Fortune goes to Calgary for the first in depth interview with Brian Hunter, the infamous manager at Amaranth whose bets on natural gas resulted in $6 billion in losses. The story benefits from the talents of one of the most sophisticated financial writers in the business, Bethany McLean, who is credited with breaking the Enron story.

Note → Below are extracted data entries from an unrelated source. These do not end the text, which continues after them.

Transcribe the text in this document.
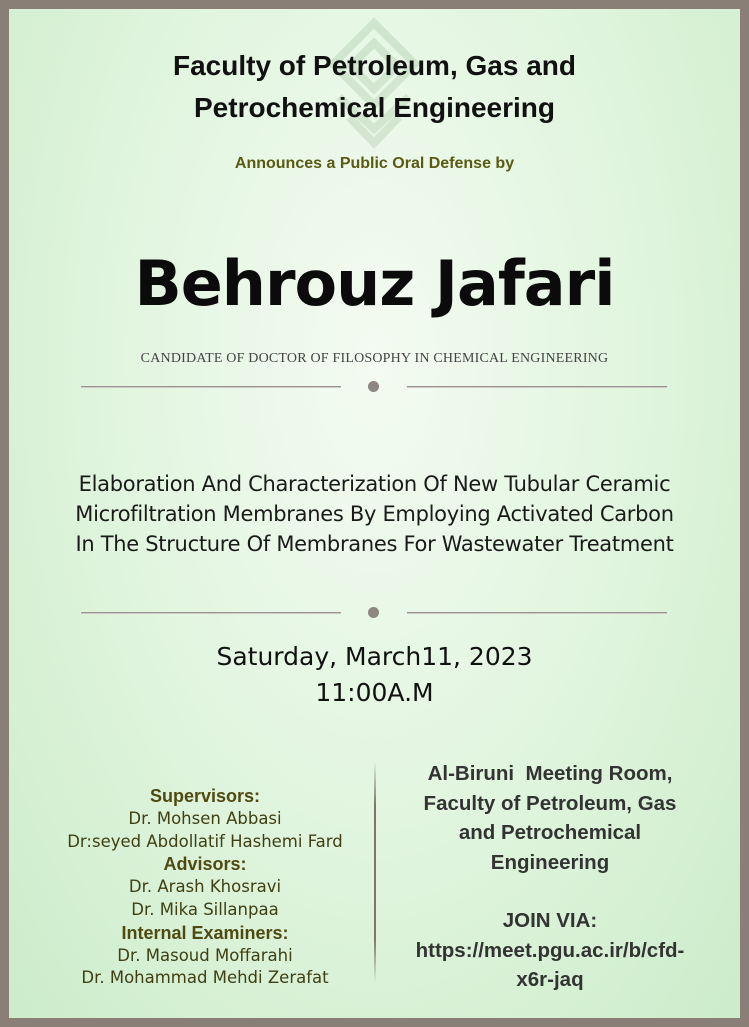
Faculty of Petroleum, Gas and
Petrochemical Engineering
Announces a Public Oral Defense by
Behrouz Jafari
CANDIDATE OF DOCTOR OF FILOSOPHY IN CHEMICAL ENGINEERING
Elaboration And Characterization Of New Tubular Ceramic
Microfiltration Membranes By Employing Activated Carbon
In The Structure Of Membranes For Wastewater Treatment
Saturday, March11, 2023
11:00A.M
Supervisors:
Dr. Mohsen Abbasi
Dr:seyed Abdollatif Hashemi Fard
Advisors:
Dr. Arash Khosravi
Dr. Mika Sillanpaa
Internal Examiners:
Dr. Masoud Moffarahi
Dr. Mohammad Mehdi Zerafat
Al-Biruni  Meeting Room,
Faculty of Petroleum, Gas
and Petrochemical
Engineering
JOIN VIA:
https://meet.pgu.ac.ir/b/cfd-
x6r-jaq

She humanizes Hunter, a man who has been demonized in the media for years (to the point where he refuses to be photographed). In a passage that should be read by all hedge fund reporters, McLean notes:
"Hunter is not especially arrogant or intense or brash. (He is Canadian, after all.) He's a family guy who talks more about his wife, Carrie, and his two young sons than about nights out on the town, and he's more of a math geek than a trader type. ("I'm a numbers guy," he says.) He's most enthusiastic when he's talking about the technical aspects (and are they ever technical) of trading natural gas. But he is self-aware enough to understand the perception of him. "I must be a bad guy," he says, ticking off the counts against him. Trader. Young. Rich. Hedge fund. "You couldn't ask for a more toxic mix. It's really frustrating, right?""
She also notes errors in media coverage of Hunter and disputes the common characterization that he was a "rogue trader." In addition, she casts a critical eye on the "Keystone Kops-like quality" of the market manipulation charges pending against Hunter.
Not many reporters have the talent nor the inclination to be as fair and balanced as McLean is in this important story.